Doxycycline is reported to inhibit alveolar bone destruction by blocking matrix metalloproteinases (MMPs). Nevertheless, MMPs are not involved in osteoclastic bone resorption; osteoclasts directly resorb bone. An acidic microenvironment, which is formed by vacuolar adenosine 5'-triphosphatase (V-ATPase) expressed in the plasma membranes of osteoclasts, is indispensable for osteoclastic bone resorption. In the present study, we investigated the potential role of the acidic environment on periodontal bone destruction using a novel and specific V-ATPase inhibitor, FR202126, which we compared to doxycycline.

Inhibitory activity against in vitro bone resorption was examined by measuring the Ca2+ release from murine calvariae cultured for 6 days, which were treated with interleukin-1 (IL-1), IL-6, or parathyroid hormone. Experimental periodontitis was induced by a ligature wire tied around the contact between the first and second maxillary molars of male Wistar rats. FR202126 and doxycycline were administered orally once daily for 6 days. Seven days after tying, the maxillae were dissected and mesiodistal longitudinal paraffin sections, including interdental alveolar bone, were processed for histopathologic analysis.

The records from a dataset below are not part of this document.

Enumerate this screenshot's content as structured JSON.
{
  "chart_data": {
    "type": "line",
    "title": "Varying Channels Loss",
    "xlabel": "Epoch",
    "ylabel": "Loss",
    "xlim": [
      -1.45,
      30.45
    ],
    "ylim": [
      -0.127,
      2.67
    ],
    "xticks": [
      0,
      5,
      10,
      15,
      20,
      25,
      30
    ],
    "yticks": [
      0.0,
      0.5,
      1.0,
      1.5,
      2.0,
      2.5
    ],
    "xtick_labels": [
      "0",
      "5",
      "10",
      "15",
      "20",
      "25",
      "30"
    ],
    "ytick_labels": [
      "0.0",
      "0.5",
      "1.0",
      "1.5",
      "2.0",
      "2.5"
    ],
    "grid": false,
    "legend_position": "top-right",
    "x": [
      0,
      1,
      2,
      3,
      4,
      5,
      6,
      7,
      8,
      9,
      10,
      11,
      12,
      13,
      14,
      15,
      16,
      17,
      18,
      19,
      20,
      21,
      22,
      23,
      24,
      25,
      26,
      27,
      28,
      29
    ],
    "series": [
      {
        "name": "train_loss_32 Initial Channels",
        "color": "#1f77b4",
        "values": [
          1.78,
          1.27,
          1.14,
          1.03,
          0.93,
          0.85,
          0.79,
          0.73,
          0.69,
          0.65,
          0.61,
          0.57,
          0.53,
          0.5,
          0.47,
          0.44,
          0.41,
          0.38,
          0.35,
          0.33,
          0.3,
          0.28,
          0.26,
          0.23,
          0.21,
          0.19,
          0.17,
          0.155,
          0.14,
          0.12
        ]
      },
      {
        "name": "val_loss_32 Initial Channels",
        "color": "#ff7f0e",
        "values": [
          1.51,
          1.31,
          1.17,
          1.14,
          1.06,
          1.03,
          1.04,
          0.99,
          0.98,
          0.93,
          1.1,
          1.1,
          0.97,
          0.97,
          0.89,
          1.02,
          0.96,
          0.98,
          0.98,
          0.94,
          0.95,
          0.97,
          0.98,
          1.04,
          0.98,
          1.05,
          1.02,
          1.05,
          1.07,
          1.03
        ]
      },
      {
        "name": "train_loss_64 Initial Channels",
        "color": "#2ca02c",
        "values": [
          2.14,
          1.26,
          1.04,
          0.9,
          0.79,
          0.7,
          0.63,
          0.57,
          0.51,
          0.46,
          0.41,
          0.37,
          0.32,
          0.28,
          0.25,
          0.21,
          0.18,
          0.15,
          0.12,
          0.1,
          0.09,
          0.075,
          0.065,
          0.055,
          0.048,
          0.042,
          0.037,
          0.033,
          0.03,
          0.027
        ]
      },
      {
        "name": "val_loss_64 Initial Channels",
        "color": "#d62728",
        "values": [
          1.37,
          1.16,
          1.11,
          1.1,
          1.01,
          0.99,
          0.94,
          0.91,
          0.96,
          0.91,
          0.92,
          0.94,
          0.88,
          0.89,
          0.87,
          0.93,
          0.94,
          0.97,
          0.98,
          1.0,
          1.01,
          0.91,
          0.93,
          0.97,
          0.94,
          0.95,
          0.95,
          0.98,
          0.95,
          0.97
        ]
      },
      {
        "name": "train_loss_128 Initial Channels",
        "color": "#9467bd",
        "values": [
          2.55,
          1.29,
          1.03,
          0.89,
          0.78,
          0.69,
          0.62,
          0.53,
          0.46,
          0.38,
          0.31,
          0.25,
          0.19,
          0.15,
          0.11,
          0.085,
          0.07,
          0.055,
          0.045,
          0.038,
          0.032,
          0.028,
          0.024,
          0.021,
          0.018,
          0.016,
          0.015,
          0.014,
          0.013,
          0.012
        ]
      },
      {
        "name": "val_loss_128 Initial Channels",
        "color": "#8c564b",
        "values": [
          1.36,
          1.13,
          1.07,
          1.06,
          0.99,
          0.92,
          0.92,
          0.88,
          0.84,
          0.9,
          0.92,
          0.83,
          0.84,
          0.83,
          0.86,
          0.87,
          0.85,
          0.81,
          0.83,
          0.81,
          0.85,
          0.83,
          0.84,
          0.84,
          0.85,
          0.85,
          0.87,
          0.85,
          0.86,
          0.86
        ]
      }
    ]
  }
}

FR202126 inhibited bone resorption almost completely in calvaria cultures induced by three stimulators, whereas doxycycline was unable to prevent in vitro bone resorption. Oral administration of FR202126 significantly prevented alveolar bone loss in experimental periodontitis. However, doxycycline did not inhibit alveolar bone destruction.

These results suggest that an acidic microenvironment plays a more important role than MMPs in periodontal alveolar bone destruction and that V-ATPase inhibitors may offer a new approach to the treatment of periodontal disease.